Arabs have greatly influenced and contributed to diverse fields, notably the arts and architecture, language, philosophy, mythology, ethics, literature, politics, business, music, dance, cinema, medicine, science and technology Arabic epitaph of Imru' al-Qais, son of 'Amr, king of all the Arabs", inscribed in Nabataean script. Herodotus refers to the Arabs in the Sinai, southern Palestine, and the frankincense region (Southern Arabia).
Many of the Qedarite queens were also described as queens of the aribi.
The Hebrew Bible occasionally refers to Aravi peoples (or variants thereof), translated as "Arab" or "Arabian." The scope of the term at that early stage is unclear, but it seems to have referred to various desert-dwelling Semitic tribes in the Syrian Desert and Arabia.

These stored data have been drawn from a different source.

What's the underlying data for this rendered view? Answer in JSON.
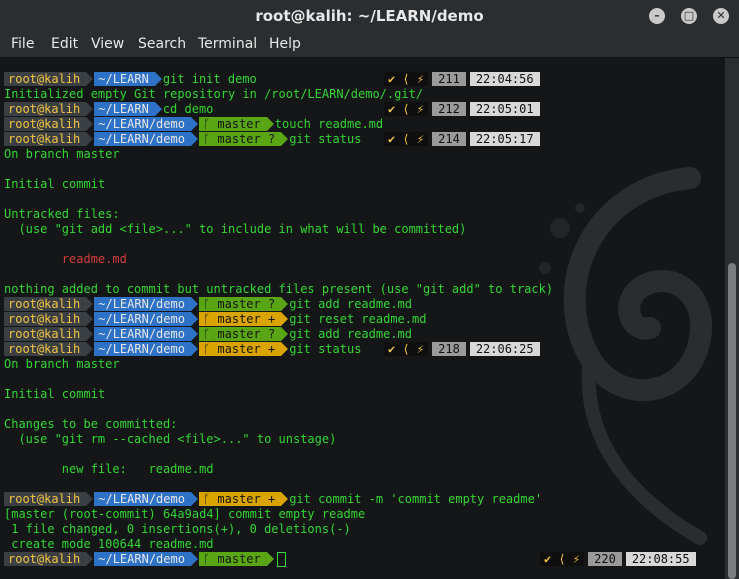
{
  "window": {
    "title": "root@kalih: ~/LEARN/demo",
    "buttons": {
      "minimize": "–",
      "maximize": "□",
      "close": "✕"
    }
  },
  "menu": [
    "File",
    "Edit",
    "View",
    "Search",
    "Terminal",
    "Help"
  ],
  "prompt": {
    "user": "root@kalih",
    "clean": "master",
    "dirty_q": "master ?",
    "dirty_plus": "master +",
    "branch_icon": "ᚴ"
  },
  "status_icons": "✔ ⟨ ⚡",
  "lines": [
    {
      "kind": "prompt",
      "dir": "~/LEARN",
      "cmd": "git init demo",
      "num": "211",
      "time": "22:04:56"
    },
    {
      "kind": "text",
      "text": "Initialized empty Git repository in /root/LEARN/demo/.git/",
      "cls": "g"
    },
    {
      "kind": "prompt",
      "dir": "~/LEARN",
      "cmd": "cd demo",
      "num": "212",
      "time": "22:05:01"
    },
    {
      "kind": "prompt",
      "dir": "~/LEARN/demo",
      "branch": "master",
      "bcls": "br-g",
      "cmd": "touch readme.md"
    },
    {
      "kind": "prompt",
      "dir": "~/LEARN/demo",
      "branch": "master ?",
      "bcls": "br-g",
      "cmd": "git status",
      "num": "214",
      "time": "22:05:17"
    },
    {
      "kind": "text",
      "text": "On branch master",
      "cls": "g"
    },
    {
      "kind": "text",
      "text": "",
      "cls": "g"
    },
    {
      "kind": "text",
      "text": "Initial commit",
      "cls": "g"
    },
    {
      "kind": "text",
      "text": "",
      "cls": "g"
    },
    {
      "kind": "text",
      "text": "Untracked files:",
      "cls": "g"
    },
    {
      "kind": "text",
      "text": "  (use \"git add <file>...\" to include in what will be committed)",
      "cls": "g"
    },
    {
      "kind": "text",
      "text": "",
      "cls": "g"
    },
    {
      "kind": "text",
      "text": "        readme.md",
      "cls": "r"
    },
    {
      "kind": "text",
      "text": "",
      "cls": "g"
    },
    {
      "kind": "text",
      "text": "nothing added to commit but untracked files present (use \"git add\" to track)",
      "cls": "g"
    },
    {
      "kind": "prompt",
      "dir": "~/LEARN/demo",
      "branch": "master ?",
      "bcls": "br-g",
      "cmd": "git add readme.md"
    },
    {
      "kind": "prompt",
      "dir": "~/LEARN/demo",
      "branch": "master +",
      "bcls": "br-y",
      "cmd": "git reset readme.md"
    },
    {
      "kind": "prompt",
      "dir": "~/LEARN/demo",
      "branch": "master ?",
      "bcls": "br-g",
      "cmd": "git add readme.md"
    },
    {
      "kind": "prompt",
      "dir": "~/LEARN/demo",
      "branch": "master +",
      "bcls": "br-y",
      "cmd": "git status",
      "num": "218",
      "time": "22:06:25"
    },
    {
      "kind": "text",
      "text": "On branch master",
      "cls": "g"
    },
    {
      "kind": "text",
      "text": "",
      "cls": "g"
    },
    {
      "kind": "text",
      "text": "Initial commit",
      "cls": "g"
    },
    {
      "kind": "text",
      "text": "",
      "cls": "g"
    },
    {
      "kind": "text",
      "text": "Changes to be committed:",
      "cls": "g"
    },
    {
      "kind": "text",
      "text": "  (use \"git rm --cached <file>...\" to unstage)",
      "cls": "g"
    },
    {
      "kind": "text",
      "text": "",
      "cls": "g"
    },
    {
      "kind": "text",
      "text": "        new file:   readme.md",
      "cls": "g"
    },
    {
      "kind": "text",
      "text": "",
      "cls": "g"
    },
    {
      "kind": "prompt",
      "dir": "~/LEARN/demo",
      "branch": "master +",
      "bcls": "br-y",
      "cmd": "git commit -m 'commit empty readme'"
    },
    {
      "kind": "text",
      "text": "[master (root-commit) 64a9ad4] commit empty readme",
      "cls": "g"
    },
    {
      "kind": "text",
      "text": " 1 file changed, 0 insertions(+), 0 deletions(-)",
      "cls": "g"
    },
    {
      "kind": "text",
      "text": " create mode 100644 readme.md",
      "cls": "g"
    },
    {
      "kind": "prompt",
      "dir": "~/LEARN/demo",
      "branch": "master",
      "bcls": "br-g",
      "cmd": "",
      "cursor": true,
      "num": "220",
      "time": "22:08:55"
    }
  ]
}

Jesur was mentioned in Greek inscriptions in the First Century B. E Ibn Khaldun's Muqaddima distinguishes between sedentary Arabian Muslims who used to be nomadic, and Bedouin nomadic Arabs of the desert.Arab tribes, most notably the Ghassanids and Lakhmids, begin to appear in the southern Syrian Desert from the mid 3rd century CE onward, during the mid to later stages of the Roman and Sasanian empires.Before the expansion of the Rashidun Caliphate (632–661), "Arab" referred to any of the largely nomadic and settled Semitic people from the Arabian Peninsula, Syrian Desert, North and Lower Mesopotamia.Additionally, from the beginning of the first millennium BC, Southern Arabia was the home to a number of kingdoms, such as the Sabaean kingdom, and the coastal areas of Eastern Arabia were controlled by the Parthian and Sassanians from 300 BC.The first written attestation of the ethnonym Arab occurs in an Assyrian inscription of 853 BCE, where Shalmaneser III lists a King Gindibu of mâtu arbâi (Arab land) as among the people he defeated at the Battle of Karkar.